In many ways, certainty is at the foundation of most Christian faiths. The Bible must be inerrant or how can you know what is true (just ignore the places where it contradicts itself)? The earth must have been created six thousand years ago or how can you trust the Bible (never mind the overwhelming evidence that it is in fact 13.7 billion years old)? Marriage must be between one man and one woman or you enter the slippery slope of relativism (lets just ignore the relativism of throwing out all of your previously tightly held moral values to support a hate-spewing, racist demagogue for President).

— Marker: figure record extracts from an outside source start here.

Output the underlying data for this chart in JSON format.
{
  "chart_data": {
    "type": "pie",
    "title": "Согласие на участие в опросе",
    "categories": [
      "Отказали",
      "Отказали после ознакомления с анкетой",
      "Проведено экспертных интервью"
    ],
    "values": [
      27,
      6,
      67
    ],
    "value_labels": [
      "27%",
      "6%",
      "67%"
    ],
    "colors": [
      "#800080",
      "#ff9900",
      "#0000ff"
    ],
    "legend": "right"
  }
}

The problem, as I reference above in my parentheticals, is that the things that people claim that the BIBLE IS CLEAR about are absolutely unclear when you choose to actually take the Bible seriously. Sure, like anyone, you can pick and choose your favorite verses to come up with some sort of systematic theology that leads to a certain reading of the Bible. And every “theologically conservative” denomination has its own “infallible” reading of the Bible that relies on those choices. And in many cases, their choices conflict. Go figure!
So the gatekeepers warn us that if we read off the “safe and approved list” we will fall down the slippery slope that leads to apostasy. And they actually do have a point. For me, the entry place to deconstruction was the inerrancy of scripture, which never made sense to me from the early days of my becoming a Christian convert (see my reference to contradictions above). And for a while I tried to come up with alternative certainties around social justice or grace or inclusion or whatever. But in the end, I wasn’t left with much. The fact is that if we look at the Bible as a vehicle for certainty (or truth), we won’t find it. If it were there, we wouldn’t have so many denominations, each of which believes it has discovered the Truth.
And, of course, it didn’t help that so many of the people who asserted that the BIBLE IS CLEAR hated immigrants, downplayed racism, viewed women as less than equal, and ultimately advocated for “redemptive violence” to “Make America Christian Again.”
And so, by the beginning of 2019, I wasn’t left with much in the way of faith. If the Bible was uncertain, and Christians seemed to be so toxic, I didn’t have a whole lot of time for God.
But then, something altogether unexpected and wonderful happened. I encountered Divine Love directly. And while I don’t have the level of “certainty” I was taught to believe in or sought to find after I could no longer believe what I was taught, I have experienced what I call “The Three Is’s” which are now foundational to the faith I have today. They are:
- God is
- God is Love
- God is living in all things through Christ
I want to elaborate on each of these in a series of posts, but what is truly different about the faith I have today is that it is experience-based rather than certainty-based. This is what the mystics have taught us all along: that experience is the Great Teacher, the thing that reveals God to us and makes the scriptures come alive. Not intellectualism. Not dogma.
Brian Zahnd, in his book When Everything’s On Fire, references Karl Rahner’s prediction that “the Christian of the future will be a mystic or nothing at all.” I have found this to be emphatically true.
The truly wild thing about the Bible is that it is innately iconoclastic. It subverts itself as a means of preventing itself from becoming the Idol at the expense of Godself. Martin Luther called the scriptures “the cradle wherein Christ is laid.” The point of the Bible is not to be the Word of God, but to be the words of people who knew God that point to God. It’s not prose, it’s poetry. It’s not dissertation, it’s metaphor.
God can’t be found in the Bible alone. But if you let the Bible lead you into the presence of Divine Love, you may find God.